City Hall won't turn over emails of former IT director

Citing a continuing investigation, Mayor Stephanie Rawlings-Blake’s administration denied last week a Baltimore Sun public information request to inspect the city’s emails with former Chief Technology Officer Rico J. Singleton.

Singleton resigned in February after an audit in New York detailed alleged ethical violations that occurred while he worked in state government there, including negotiating a job for his girlfriend and soliciting a job for himself with a software vendor that was awarded a major contract.

The Sun requested “emails and BlackBerry PIN messages” between Singleton and city employees, contractors or elected officials on or after Feb. 28, his date of resignation. Written communication from government workers and officials generally must be disclosed under Maryland law.

But Mark J. Dimenna, a special assistant solicitor, declined to produce any information, pointing to an exception that permits withholding documents when their release would interfere with an investigation. In an email to The Sun, he wrote that the records being sought “directly relate to an ongoing investigation, and disclosing these records will prejudice the investigation.” He also noted that by denying access, he was not necessarily confirming that such emails exist.

Dimenna waited exactly 30 days to deny The Sun's request.

Comptroller Joan M. Pratt has accused Singleton of cutting “side deals with vendors.” Last month she produced an email in which she said Singleton purported to still be working on deals on behalf of City Hall after his resignation. Rawlings-Blake’s administration has denied those claims.

The city’s inspector general, David N. McClintock, said in June that he had launched a preliminary investigation into high-tech video phones and other phone equipment the mayor's office bought for some City Hall offices — a purchase that prompted allegations from Pratt of contracting irregularities. Pratt has said that the equipment purchases should have been subject to a separate competitive bidding process. McClintock, who reports to Rawlings-Blake, said he has requested documents related to the purchase of the phones.

The city solicitor, George Nilson, has said the transactions were covered under a purchasing contract for computer equipment that did go through the bidding process, and that the purchases were “neither out of the ordinary nor in violation of law.”

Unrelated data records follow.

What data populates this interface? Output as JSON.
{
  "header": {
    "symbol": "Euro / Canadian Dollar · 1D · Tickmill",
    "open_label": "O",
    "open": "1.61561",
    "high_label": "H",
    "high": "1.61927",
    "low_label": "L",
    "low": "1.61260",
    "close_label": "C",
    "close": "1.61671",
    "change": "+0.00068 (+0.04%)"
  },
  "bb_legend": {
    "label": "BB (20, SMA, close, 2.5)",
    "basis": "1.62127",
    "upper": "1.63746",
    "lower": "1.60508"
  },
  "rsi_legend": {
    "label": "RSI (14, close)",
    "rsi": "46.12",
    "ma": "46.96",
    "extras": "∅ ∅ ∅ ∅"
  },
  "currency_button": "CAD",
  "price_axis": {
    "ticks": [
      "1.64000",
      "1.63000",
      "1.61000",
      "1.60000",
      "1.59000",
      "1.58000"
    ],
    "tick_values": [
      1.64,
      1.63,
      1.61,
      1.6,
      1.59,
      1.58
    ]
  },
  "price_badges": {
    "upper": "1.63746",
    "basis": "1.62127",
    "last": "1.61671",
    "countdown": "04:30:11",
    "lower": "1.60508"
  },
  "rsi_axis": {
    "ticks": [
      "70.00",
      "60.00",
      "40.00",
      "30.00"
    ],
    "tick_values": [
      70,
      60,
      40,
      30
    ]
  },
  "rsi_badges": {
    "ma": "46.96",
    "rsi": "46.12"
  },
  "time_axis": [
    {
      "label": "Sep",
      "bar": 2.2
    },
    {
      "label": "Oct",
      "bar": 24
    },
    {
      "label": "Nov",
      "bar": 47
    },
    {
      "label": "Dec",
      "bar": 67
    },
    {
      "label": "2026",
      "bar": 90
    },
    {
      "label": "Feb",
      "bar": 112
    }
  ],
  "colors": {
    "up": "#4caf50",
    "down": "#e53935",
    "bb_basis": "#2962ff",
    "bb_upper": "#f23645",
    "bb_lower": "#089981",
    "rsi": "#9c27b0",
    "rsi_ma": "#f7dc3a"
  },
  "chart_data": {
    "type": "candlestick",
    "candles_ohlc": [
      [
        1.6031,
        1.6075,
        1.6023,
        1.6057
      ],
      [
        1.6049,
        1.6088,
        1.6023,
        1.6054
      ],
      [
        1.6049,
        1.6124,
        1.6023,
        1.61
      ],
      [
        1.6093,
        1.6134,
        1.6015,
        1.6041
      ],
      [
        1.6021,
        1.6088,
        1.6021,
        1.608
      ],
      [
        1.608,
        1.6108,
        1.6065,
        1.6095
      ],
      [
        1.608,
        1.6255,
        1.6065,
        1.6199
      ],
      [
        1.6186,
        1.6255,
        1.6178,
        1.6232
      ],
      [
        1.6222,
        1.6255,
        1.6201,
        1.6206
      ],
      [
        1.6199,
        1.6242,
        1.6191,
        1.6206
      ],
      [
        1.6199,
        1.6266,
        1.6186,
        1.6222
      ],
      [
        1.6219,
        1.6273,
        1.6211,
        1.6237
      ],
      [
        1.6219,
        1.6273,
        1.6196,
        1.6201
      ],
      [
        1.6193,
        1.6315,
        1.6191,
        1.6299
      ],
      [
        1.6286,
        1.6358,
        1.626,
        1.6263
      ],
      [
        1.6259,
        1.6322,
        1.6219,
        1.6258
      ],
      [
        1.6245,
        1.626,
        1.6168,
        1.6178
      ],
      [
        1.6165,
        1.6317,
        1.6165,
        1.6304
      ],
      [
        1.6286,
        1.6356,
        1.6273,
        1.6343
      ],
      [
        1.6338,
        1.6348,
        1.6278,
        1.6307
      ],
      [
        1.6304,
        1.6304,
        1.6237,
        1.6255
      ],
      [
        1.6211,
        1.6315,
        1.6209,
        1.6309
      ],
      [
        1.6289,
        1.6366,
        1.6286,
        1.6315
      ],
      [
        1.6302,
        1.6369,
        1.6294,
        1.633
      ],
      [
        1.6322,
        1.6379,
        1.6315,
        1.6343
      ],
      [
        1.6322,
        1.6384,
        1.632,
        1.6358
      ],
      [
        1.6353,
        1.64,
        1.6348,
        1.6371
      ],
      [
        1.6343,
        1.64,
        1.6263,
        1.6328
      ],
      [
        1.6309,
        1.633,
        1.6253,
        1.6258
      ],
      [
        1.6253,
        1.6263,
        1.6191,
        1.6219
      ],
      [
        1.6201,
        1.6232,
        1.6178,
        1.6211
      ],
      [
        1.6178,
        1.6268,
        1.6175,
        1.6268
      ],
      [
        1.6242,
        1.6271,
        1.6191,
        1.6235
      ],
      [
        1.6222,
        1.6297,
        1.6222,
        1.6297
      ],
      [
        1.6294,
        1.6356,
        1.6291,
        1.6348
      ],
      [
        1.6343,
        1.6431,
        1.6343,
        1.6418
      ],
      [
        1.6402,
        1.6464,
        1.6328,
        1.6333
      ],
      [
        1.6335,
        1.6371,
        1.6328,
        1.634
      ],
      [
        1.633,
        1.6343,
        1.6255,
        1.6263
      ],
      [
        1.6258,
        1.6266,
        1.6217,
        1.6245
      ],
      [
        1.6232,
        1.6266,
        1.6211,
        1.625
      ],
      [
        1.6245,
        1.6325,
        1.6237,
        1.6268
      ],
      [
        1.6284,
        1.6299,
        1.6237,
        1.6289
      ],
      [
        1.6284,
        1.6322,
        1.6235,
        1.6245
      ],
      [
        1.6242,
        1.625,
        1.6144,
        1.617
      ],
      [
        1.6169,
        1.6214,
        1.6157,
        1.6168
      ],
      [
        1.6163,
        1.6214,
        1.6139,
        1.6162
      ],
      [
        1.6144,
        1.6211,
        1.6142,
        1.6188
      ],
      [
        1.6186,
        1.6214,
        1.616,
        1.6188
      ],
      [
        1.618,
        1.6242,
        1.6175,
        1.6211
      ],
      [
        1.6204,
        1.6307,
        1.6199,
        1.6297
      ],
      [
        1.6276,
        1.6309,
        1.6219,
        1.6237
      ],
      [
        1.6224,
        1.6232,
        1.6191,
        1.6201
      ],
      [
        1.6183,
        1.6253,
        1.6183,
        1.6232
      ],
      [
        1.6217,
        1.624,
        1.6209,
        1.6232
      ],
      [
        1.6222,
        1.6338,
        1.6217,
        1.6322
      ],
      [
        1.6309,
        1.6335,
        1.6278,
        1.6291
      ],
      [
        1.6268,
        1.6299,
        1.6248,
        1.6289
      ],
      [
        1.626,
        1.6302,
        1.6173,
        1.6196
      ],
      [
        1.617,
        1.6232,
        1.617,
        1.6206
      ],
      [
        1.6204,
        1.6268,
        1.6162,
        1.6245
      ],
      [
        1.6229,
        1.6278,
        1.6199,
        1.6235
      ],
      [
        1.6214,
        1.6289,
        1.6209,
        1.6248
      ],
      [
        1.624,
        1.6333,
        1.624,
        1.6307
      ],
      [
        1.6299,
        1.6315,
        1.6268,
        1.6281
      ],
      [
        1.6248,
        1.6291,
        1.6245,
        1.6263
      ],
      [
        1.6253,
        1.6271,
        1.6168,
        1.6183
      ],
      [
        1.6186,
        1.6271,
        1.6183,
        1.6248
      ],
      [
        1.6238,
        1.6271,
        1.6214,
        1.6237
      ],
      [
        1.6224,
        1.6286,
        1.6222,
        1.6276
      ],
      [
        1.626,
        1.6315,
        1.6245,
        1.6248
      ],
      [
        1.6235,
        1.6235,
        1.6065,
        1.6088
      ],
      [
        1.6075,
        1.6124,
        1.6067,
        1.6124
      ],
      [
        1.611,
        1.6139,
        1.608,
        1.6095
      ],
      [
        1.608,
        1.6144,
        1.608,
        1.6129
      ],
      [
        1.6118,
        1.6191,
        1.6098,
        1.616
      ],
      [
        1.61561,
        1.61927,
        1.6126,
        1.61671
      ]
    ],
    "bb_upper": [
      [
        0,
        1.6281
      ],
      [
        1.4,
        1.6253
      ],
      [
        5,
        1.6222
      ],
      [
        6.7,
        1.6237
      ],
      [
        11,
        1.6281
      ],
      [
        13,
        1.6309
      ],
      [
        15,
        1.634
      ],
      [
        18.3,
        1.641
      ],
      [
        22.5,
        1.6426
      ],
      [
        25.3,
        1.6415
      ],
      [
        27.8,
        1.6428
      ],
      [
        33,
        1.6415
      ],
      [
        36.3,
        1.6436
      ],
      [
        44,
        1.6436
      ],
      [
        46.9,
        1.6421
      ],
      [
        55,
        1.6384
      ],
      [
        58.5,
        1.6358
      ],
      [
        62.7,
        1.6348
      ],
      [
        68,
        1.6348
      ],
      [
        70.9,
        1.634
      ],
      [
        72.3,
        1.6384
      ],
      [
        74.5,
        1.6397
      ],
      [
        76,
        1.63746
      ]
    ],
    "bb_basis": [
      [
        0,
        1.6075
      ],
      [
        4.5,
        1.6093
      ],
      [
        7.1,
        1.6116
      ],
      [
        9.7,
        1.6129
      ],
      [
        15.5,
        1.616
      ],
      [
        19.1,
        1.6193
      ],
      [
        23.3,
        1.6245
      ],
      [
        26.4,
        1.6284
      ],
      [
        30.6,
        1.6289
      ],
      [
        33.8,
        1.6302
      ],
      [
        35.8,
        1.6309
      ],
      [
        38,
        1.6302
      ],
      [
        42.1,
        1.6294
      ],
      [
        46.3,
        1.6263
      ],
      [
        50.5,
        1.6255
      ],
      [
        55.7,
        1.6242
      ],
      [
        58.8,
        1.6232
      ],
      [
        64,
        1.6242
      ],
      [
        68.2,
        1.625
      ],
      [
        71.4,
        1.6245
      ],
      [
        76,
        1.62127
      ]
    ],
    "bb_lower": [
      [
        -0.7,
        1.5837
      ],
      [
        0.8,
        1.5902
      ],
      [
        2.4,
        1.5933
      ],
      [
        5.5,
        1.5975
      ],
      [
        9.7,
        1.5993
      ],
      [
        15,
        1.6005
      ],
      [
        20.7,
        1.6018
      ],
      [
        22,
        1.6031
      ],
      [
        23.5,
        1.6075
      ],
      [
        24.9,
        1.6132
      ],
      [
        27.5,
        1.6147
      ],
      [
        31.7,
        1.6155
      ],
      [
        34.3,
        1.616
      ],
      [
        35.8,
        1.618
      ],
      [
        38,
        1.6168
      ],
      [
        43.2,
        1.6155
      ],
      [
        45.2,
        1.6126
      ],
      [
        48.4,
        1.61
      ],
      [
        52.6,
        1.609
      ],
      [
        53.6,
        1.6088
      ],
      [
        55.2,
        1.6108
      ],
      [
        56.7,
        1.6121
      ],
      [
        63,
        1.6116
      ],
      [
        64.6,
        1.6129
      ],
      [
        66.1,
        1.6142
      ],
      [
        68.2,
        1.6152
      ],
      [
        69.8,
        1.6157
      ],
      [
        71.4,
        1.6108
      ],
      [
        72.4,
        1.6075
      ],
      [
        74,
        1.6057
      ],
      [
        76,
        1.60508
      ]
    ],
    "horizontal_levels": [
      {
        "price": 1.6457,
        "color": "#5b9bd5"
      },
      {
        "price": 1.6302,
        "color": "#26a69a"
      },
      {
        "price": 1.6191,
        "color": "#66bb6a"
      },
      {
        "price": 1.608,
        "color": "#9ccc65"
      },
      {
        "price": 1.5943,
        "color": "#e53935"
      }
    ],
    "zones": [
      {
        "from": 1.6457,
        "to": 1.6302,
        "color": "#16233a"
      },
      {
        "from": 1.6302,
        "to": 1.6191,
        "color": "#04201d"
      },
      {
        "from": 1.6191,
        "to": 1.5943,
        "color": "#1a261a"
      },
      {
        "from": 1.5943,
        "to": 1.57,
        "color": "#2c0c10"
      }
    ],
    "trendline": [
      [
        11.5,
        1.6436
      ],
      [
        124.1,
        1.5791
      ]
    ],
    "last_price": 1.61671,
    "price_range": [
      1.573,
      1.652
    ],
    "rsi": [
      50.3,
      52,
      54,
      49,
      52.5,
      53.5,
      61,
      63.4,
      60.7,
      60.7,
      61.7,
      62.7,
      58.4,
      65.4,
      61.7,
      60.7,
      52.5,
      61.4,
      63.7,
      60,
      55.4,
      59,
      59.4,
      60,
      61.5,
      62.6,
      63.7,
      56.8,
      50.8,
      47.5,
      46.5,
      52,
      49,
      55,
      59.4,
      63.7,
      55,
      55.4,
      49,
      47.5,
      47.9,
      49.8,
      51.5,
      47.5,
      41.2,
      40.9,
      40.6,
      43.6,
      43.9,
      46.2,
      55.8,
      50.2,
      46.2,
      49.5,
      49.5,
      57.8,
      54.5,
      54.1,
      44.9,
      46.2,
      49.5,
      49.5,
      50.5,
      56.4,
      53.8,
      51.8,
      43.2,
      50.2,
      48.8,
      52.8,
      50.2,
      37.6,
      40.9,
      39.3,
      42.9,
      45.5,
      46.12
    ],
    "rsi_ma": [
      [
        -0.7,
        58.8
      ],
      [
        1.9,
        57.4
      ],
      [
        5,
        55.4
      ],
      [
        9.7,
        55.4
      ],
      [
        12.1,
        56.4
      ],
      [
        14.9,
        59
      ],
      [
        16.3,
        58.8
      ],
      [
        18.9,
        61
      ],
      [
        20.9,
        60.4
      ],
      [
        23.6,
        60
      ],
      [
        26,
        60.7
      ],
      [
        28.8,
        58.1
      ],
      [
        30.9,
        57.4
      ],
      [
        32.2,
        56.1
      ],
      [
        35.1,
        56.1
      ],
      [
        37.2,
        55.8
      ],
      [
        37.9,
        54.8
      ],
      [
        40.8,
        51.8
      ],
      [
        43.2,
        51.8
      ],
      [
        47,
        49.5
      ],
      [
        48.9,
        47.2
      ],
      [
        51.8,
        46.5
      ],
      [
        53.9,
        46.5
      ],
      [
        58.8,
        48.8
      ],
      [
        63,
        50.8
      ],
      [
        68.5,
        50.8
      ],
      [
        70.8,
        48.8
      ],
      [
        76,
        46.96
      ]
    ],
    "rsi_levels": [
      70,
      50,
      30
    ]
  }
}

The denial of The Sun’s request marked the second time the Rawlings-Blake administration has used McClintock’s investigation as a reason to refuse to release information. At a July meeting of the Board of Estimates, the city’s spending panel, Deputy City Solicitor David Ralph advised acting Chief Information Officer Robert C. Minor to decline to answer Pratt’s questions about the equipment purchased because of McClintock’s review.